The nomadic nature of the profession also enters a head coach's mind when he's deciding whether to green-light a brainstorming session. A non-threat could soon become a yearly opponent. Coaching trees are vast. "Everybody's pretty much interconnected," Fitzgerald said.

Mullen remains close with Meyer, his former boss at Florida, Utah and Bowling Green. But if Meyer asks whether his staff can visit Mississippi State, Mullen begins the vetting process.

"Are there specifics you want? Is there anybody on your staff I have to be worried about?" Mullen said. "Anybody who coached at Alabama last year and is just going to try and get some stuff to go share with Alabama?

"I've had it where we'll have our staff go and say, 'I'd like these guys to come and this guy used to coach with so-and-so in our league, so leave him at home.'"

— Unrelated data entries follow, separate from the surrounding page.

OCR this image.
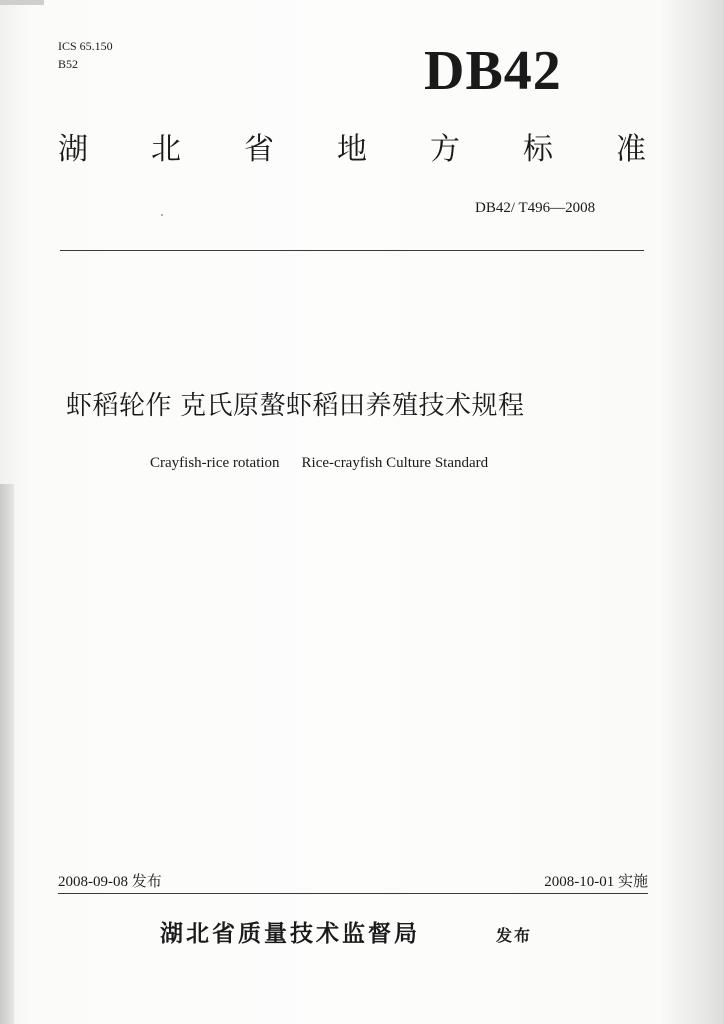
ICS 65.150
B52	DB42
湖 北 省 地 方 标 准
DB42/ T496—2008
虾稻轮作 克氏原螯虾稻田养殖技术规程
Crayfish-rice rotation Rice-crayfish Culture Standard
2008-09-08 发布	2008-10-01 实施
湖北省质量技术监督局	发布
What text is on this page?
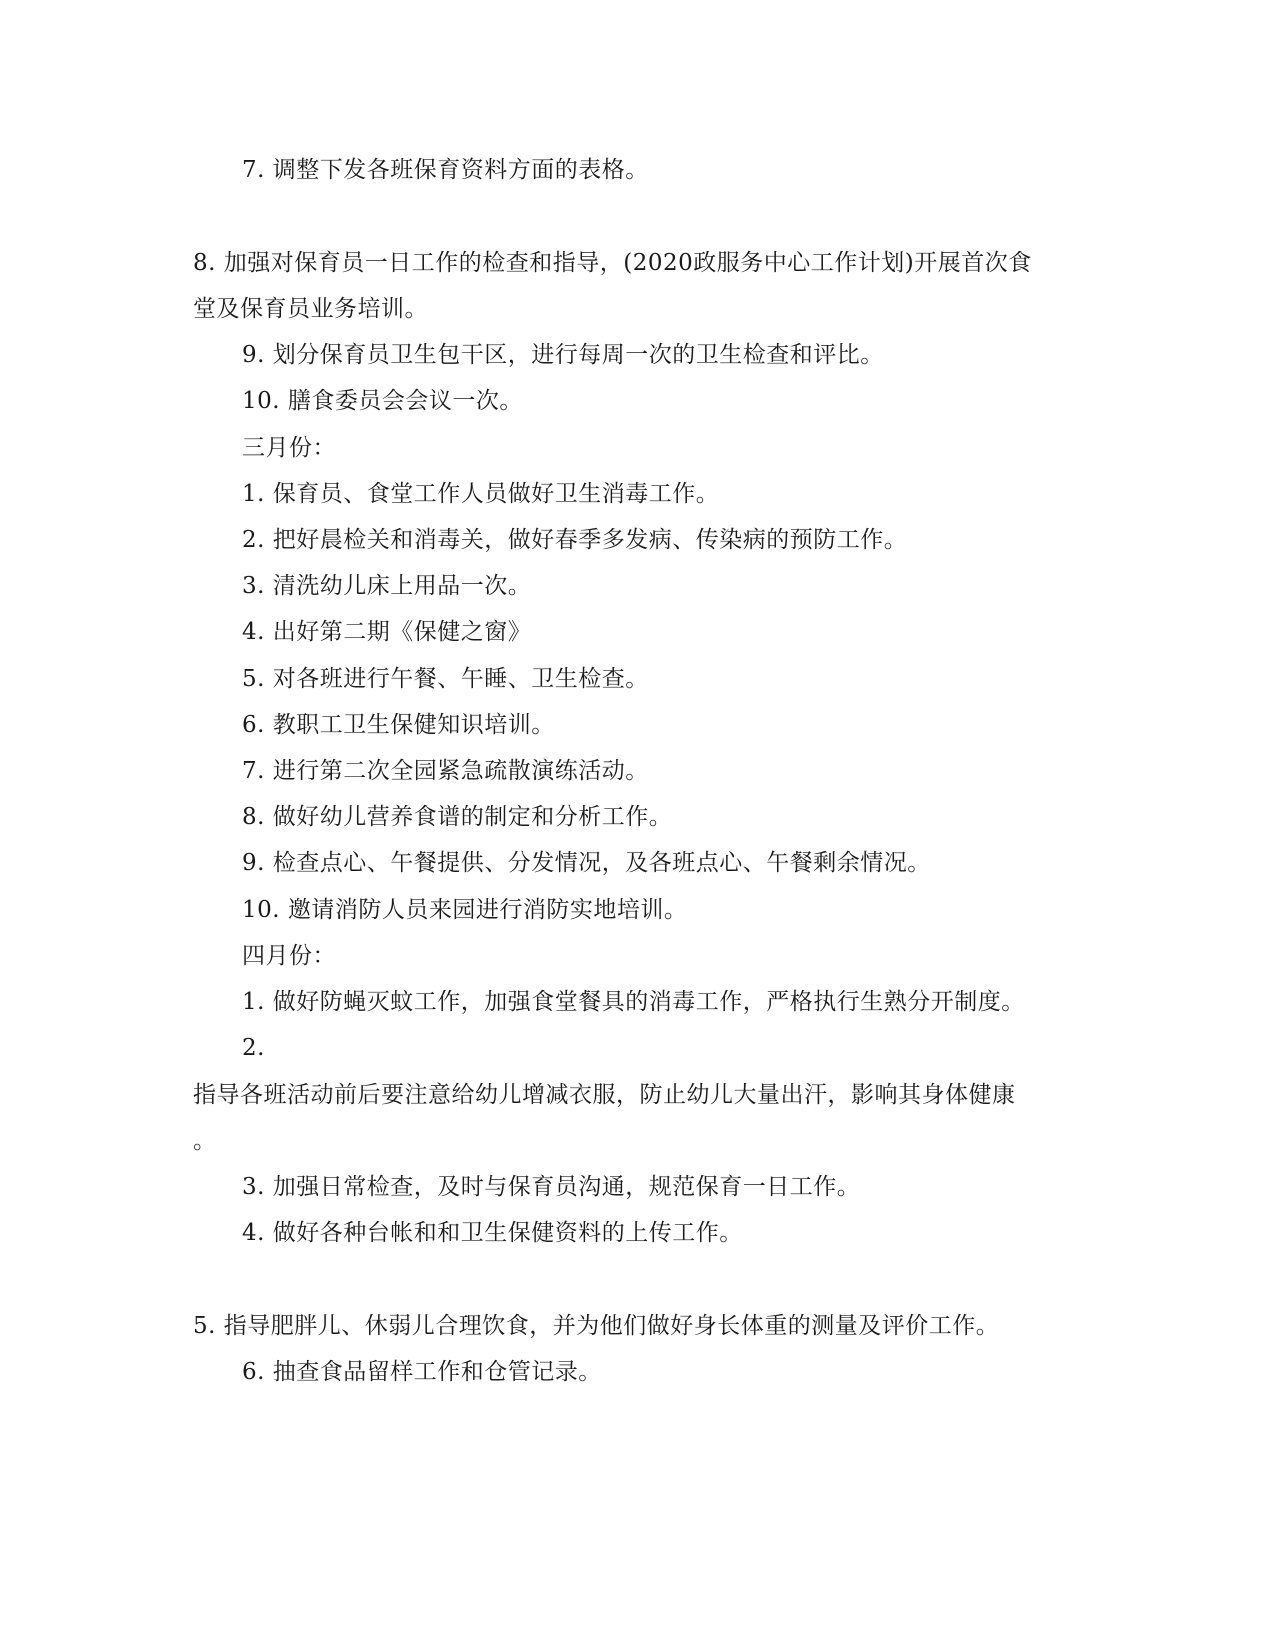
7. 调整下发各班保育资料方面的表格。
8. 加强对保育员一日工作的检查和指导，(2020政服务中心工作计划)开展首次食
堂及保育员业务培训。
9. 划分保育员卫生包干区，进行每周一次的卫生检查和评比。
10. 膳食委员会会议一次。
三月份：
1. 保育员、食堂工作人员做好卫生消毒工作。
2. 把好晨检关和消毒关，做好春季多发病、传染病的预防工作。
3. 清洗幼儿床上用品一次。
4. 出好第二期《保健之窗》
5. 对各班进行午餐、午睡、卫生检查。
6. 教职工卫生保健知识培训。
7. 进行第二次全园紧急疏散演练活动。
8. 做好幼儿营养食谱的制定和分析工作。
9. 检查点心、午餐提供、分发情况，及各班点心、午餐剩余情况。
10. 邀请消防人员来园进行消防实地培训。
四月份：
1. 做好防蝇灭蚊工作，加强食堂餐具的消毒工作，严格执行生熟分开制度。
2.
指导各班活动前后要注意给幼儿增减衣服，防止幼儿大量出汗，影响其身体健康
。
3. 加强日常检查，及时与保育员沟通，规范保育一日工作。
4. 做好各种台帐和和卫生保健资料的上传工作。
5. 指导肥胖儿、休弱儿合理饮食，并为他们做好身长体重的测量及评价工作。
6. 抽查食品留样工作和仓管记录。
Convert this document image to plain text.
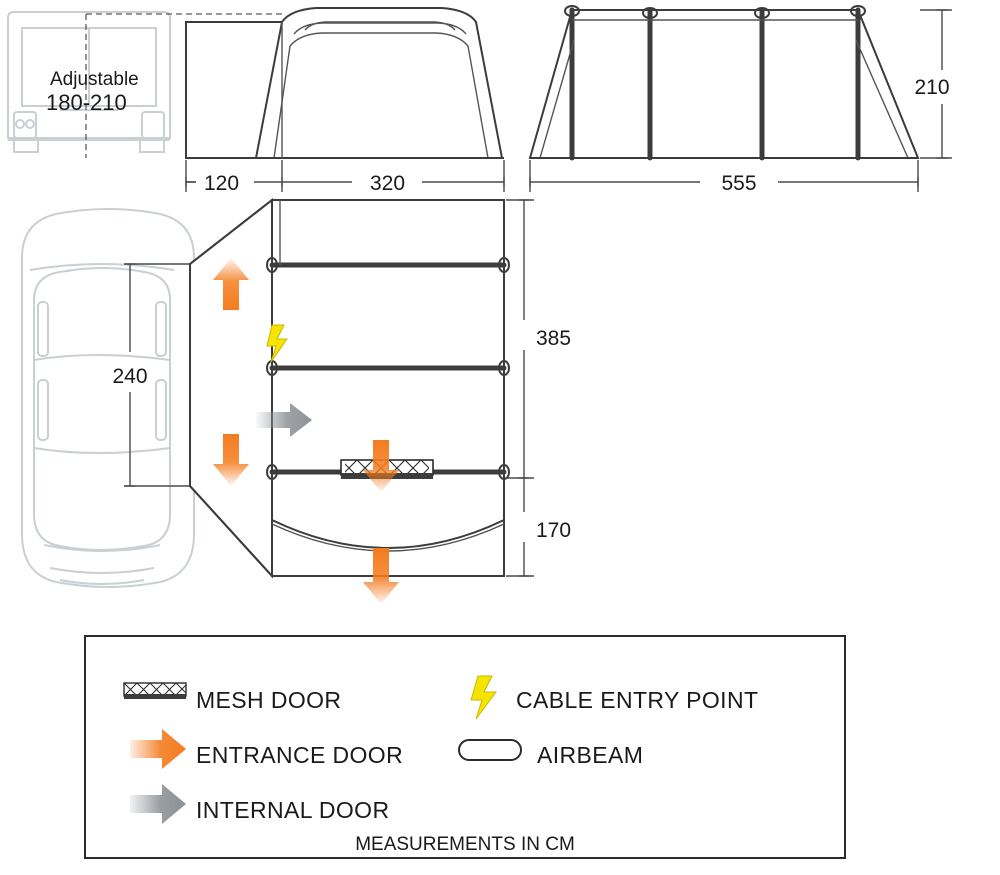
Adjustable
180-210
120	320
210
555
240
385
170
MESH DOOR	CABLE ENTRY POINT
ENTRANCE DOOR	AIRBEAM
INTERNAL DOOR
MEASUREMENTS IN CM
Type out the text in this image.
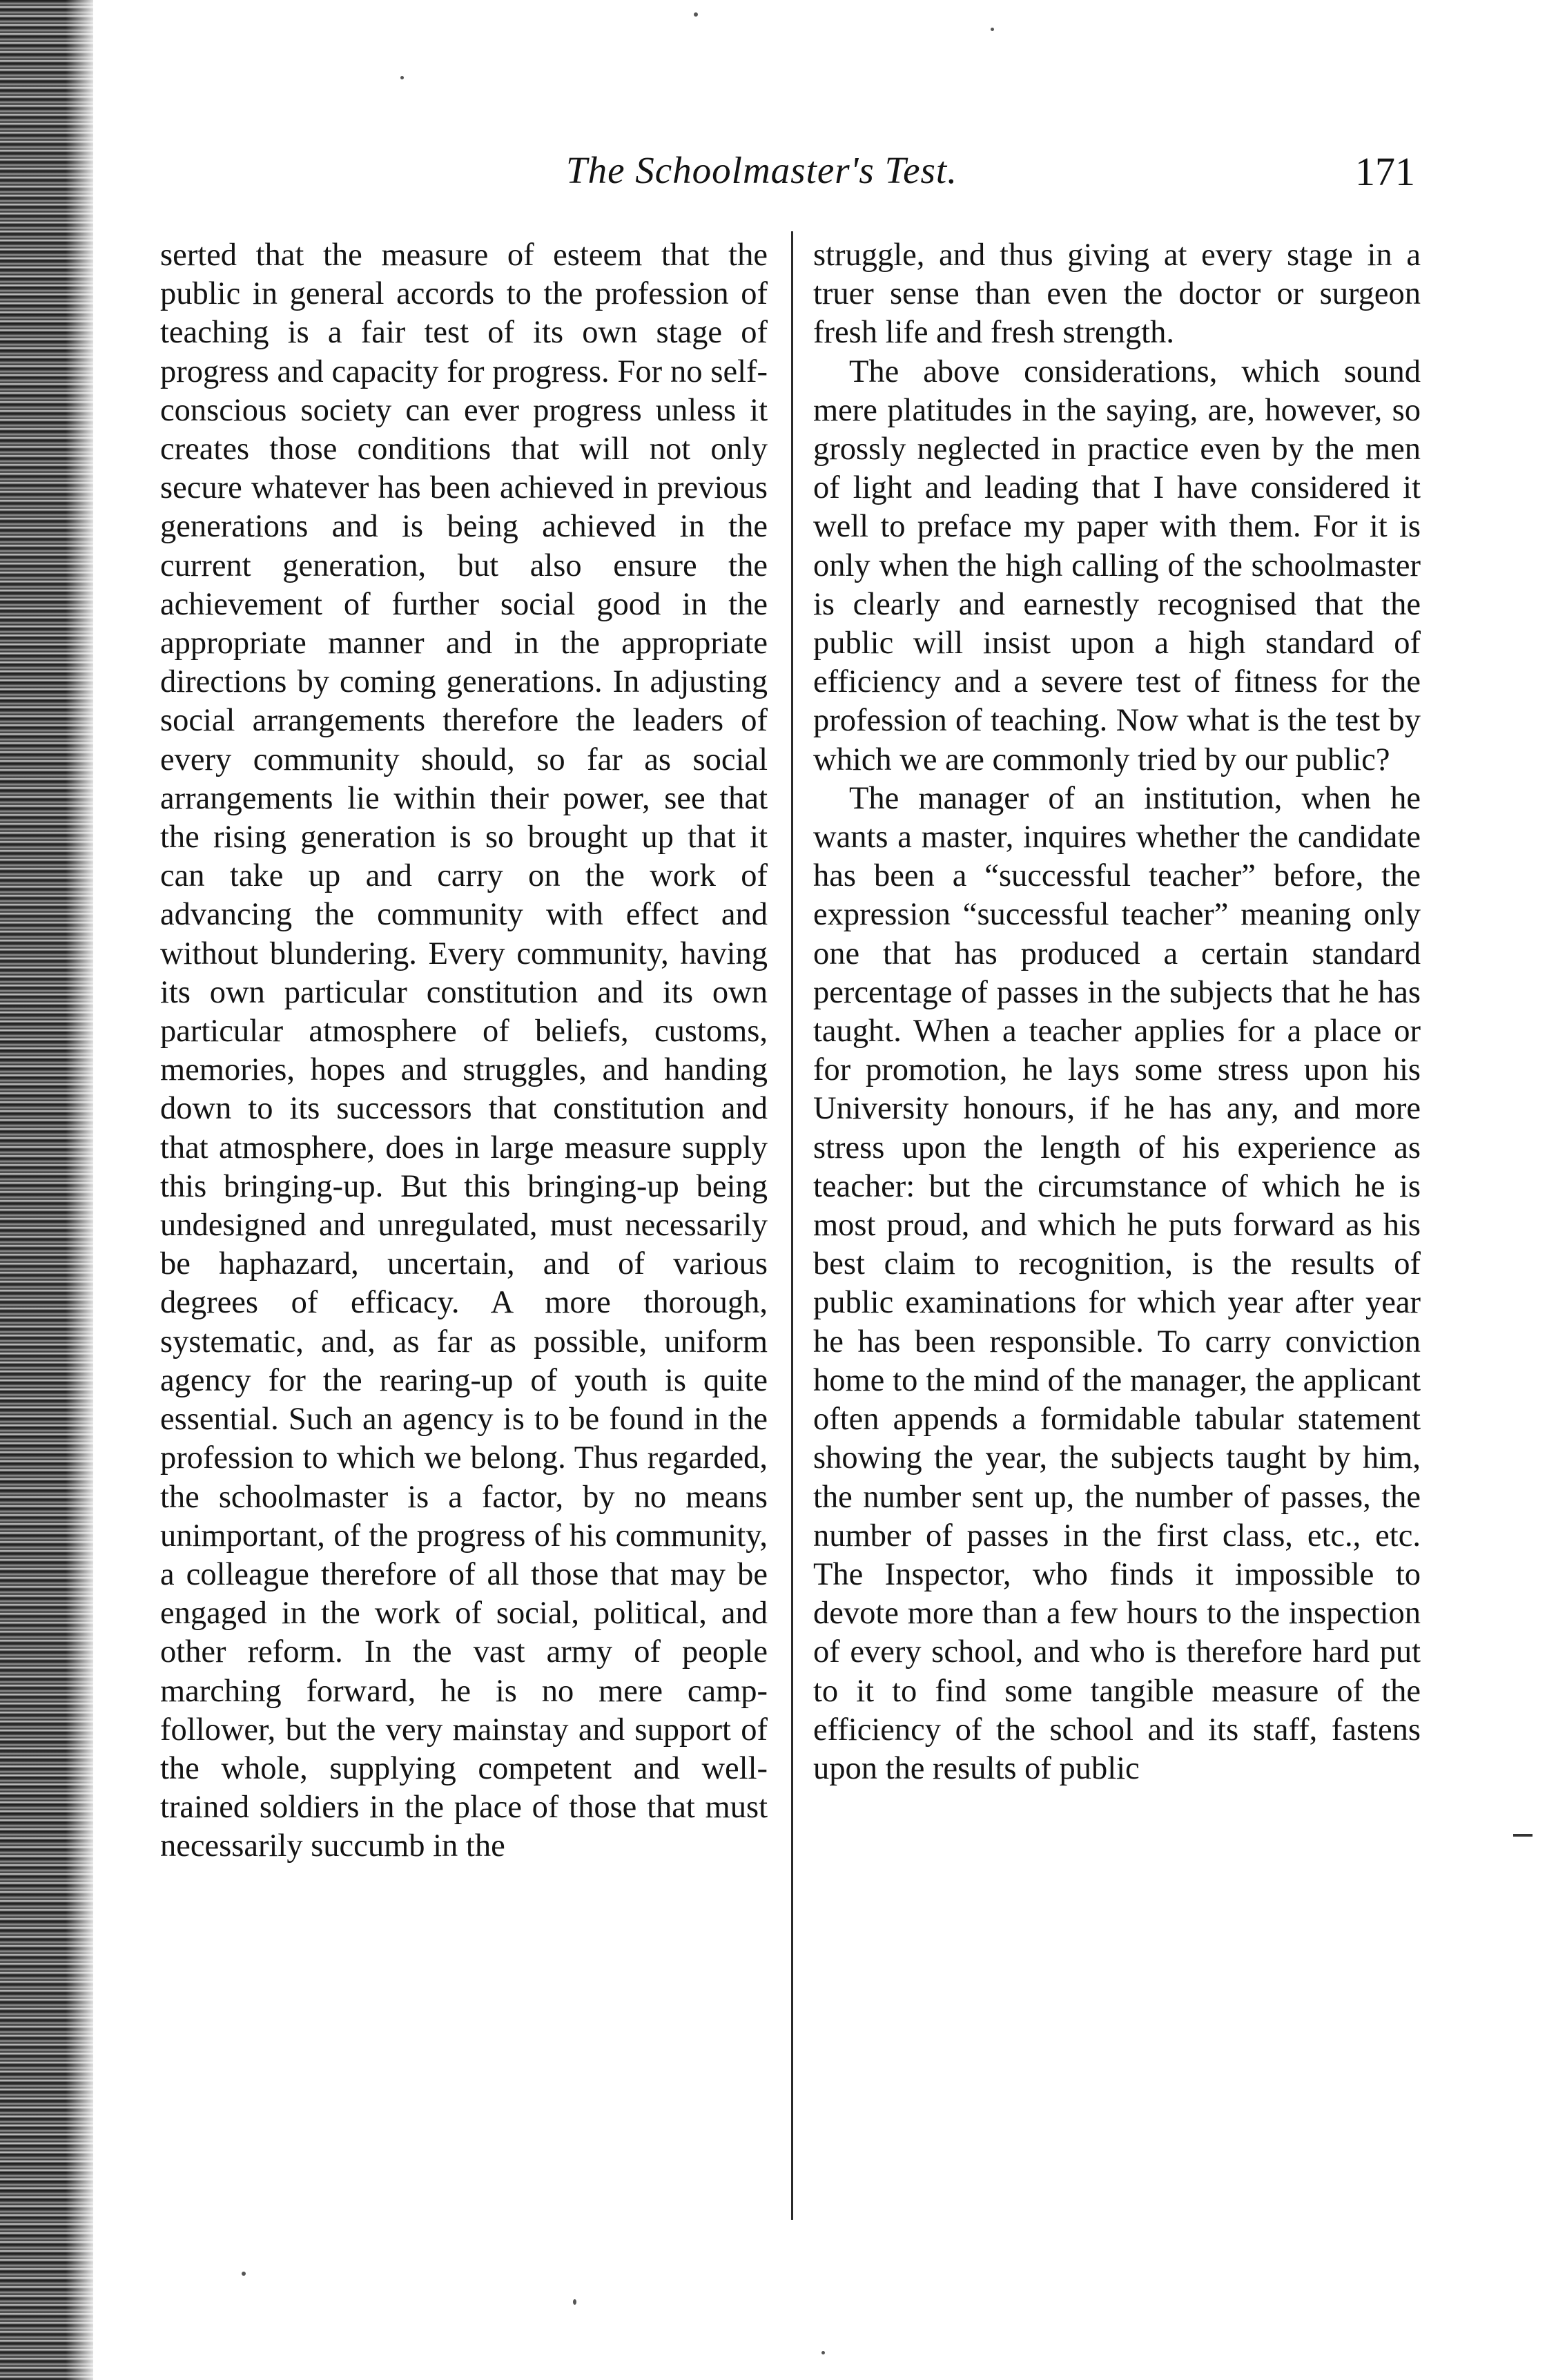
The Schoolmaster's Test.	171

serted that the measure of esteem that the public in general accords to the profession of teaching is a fair test of its own stage of progress and capacity for progress. For no self-conscious society can ever progress unless it creates those conditions that will not only secure whatever has been achieved in previous generations and is being achieved in the current generation, but also ensure the achievement of further social good in the appropriate manner and in the appropriate directions by coming generations. In adjusting social arrangements therefore the leaders of every community should, so far as social arrangements lie within their power, see that the rising generation is so brought up that it can take up and carry on the work of advancing the community with effect and without blundering. Every community, having its own particular constitution and its own particular atmosphere of beliefs, customs, memories, hopes and struggles, and handing down to its successors that constitution and that atmosphere, does in large measure supply this bringing-up. But this bringing-up being undesigned and unregulated, must necessarily be haphazard, uncertain, and of various degrees of efficacy. A more thorough, systematic, and, as far as possible, uniform agency for the rearing-up of youth is quite essential. Such an agency is to be found in the profession to which we belong. Thus regarded, the schoolmaster is a factor, by no means unimportant, of the progress of his community, a colleague therefore of all those that may be engaged in the work of social, political, and other reform. In the vast army of people marching forward, he is no mere camp-follower, but the very mainstay and support of the whole, supplying competent and well-trained soldiers in the place of those that must necessarily succumb in the

struggle, and thus giving at every stage in a truer sense than even the doctor or surgeon fresh life and fresh strength.

The above considerations, which sound mere platitudes in the saying, are, however, so grossly neglected in practice even by the men of light and leading that I have considered it well to preface my paper with them. For it is only when the high calling of the schoolmaster is clearly and earnestly recognised that the public will insist upon a high standard of efficiency and a severe test of fitness for the profession of teaching. Now what is the test by which we are commonly tried by our public?

The manager of an institution, when he wants a master, inquires whether the candidate has been a “successful teacher” before, the expression “successful teacher” meaning only one that has produced a certain standard percentage of passes in the subjects that he has taught. When a teacher applies for a place or for promotion, he lays some stress upon his University honours, if he has any, and more stress upon the length of his experience as teacher: but the circumstance of which he is most proud, and which he puts forward as his best claim to recognition, is the results of public examinations for which year after year he has been responsible. To carry conviction home to the mind of the manager, the applicant often appends a formidable tabular statement showing the year, the subjects taught by him, the number sent up, the number of passes, the number of passes in the first class, etc., etc. The Inspector, who finds it impossible to devote more than a few hours to the inspection of every school, and who is therefore hard put to it to find some tangible measure of the efficiency of the school and its staff, fastens upon the results of public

When Wisconsin played South Carolina in the 2014 Capital One Bowl, Shoop, who had faced the Gamecocks with Vanderbilt, gave Aranda a scouting report on South Carolina quarterback Connor Shaw. The next month, after Shoop moved from Vanderbilt to Penn State, Aranda provided his friend a primer on the Big Ten.

But can the exchange continue? Wisconsin and Penn State are in opposite divisions and don't play again in the regular season until 2018.

"I wouldn't have a problem with it," Aranda said. "But I haven't talked to [Badgers head coach] Gary Andersen."

Shoop feels the same way but admits, "I'm sure we'll be very cautious about what we share with each other now."

Shoop has a bigger dilemma: his younger brother, John, is Purdue's offensive coordinator. Penn State and Purdue are in opposite divisions and don't play until 2016.

"Unless it's in the championship game," Bob Shoop said.


Who coaches can visit is one part of the equation. What they can discuss during those visits is another.

Any large get-togethers must first be approved by the head coaches. Before meeting, participants usually outline discussion points, whether it's combating certain schemes, how plays are taught, the alignment and techniques of individual players on certain plays, or how to handle rule changes. Terminology is typically off limits because there are so many no-huddle offenses that call plays at the line of scrimmage.

The goal: to extract specifics.

"Anybody can get the playbook and look at it," Penn State coach James Franklin said, "but if you don't understand all the little coaching points that make the play successful, it's worthless. You've got to go to places where you're going to be able to ask the tough questions and really work through all the details."

The availability of film has transformed the scouting and gathering process. Wilson remembers the VHS days, when he would ask Northwestern staffers to record Clemson's games so he could compare the two offenses.

Now he has a vast library of video and can easily access clips on YouTube or coaching websites.

"There's not a lot of secrets out there," Mullen said. "You can break out film and have a pretty good idea of what people are trying to get done."

But to truly understand the nuts and bolts, face-to-face meetings are necessary. There's also the teaching piece.

"We all know the formula to winning, but who's willing to work and get it down to the grassroots level?" Shafer said. "Too many times we get too many good ideas where we complicate the game for these young kids and then they don't play as fast. If you can't explain it well enough, you don't know it inside and out.

"As coaches, we always have to steer clear of being too smart for ourselves."


Fitzgerald has received a lot of advice in his coaching career, but one line sticks with him: The minute you stop learning is the day you die.

"You're always evolving, always tweaking, always changing," he said.

It's why even in an age when the money is bigger, the stakes are higher and information is guarded closer than ever, coaches still gather to pick each other's brains. They owe it to themselves.

They also owe it to their players.

"You're always telling your team they have to improve and get better," Wilson said. "You have to do that as a coach, too. You have to stay on the cutting edge."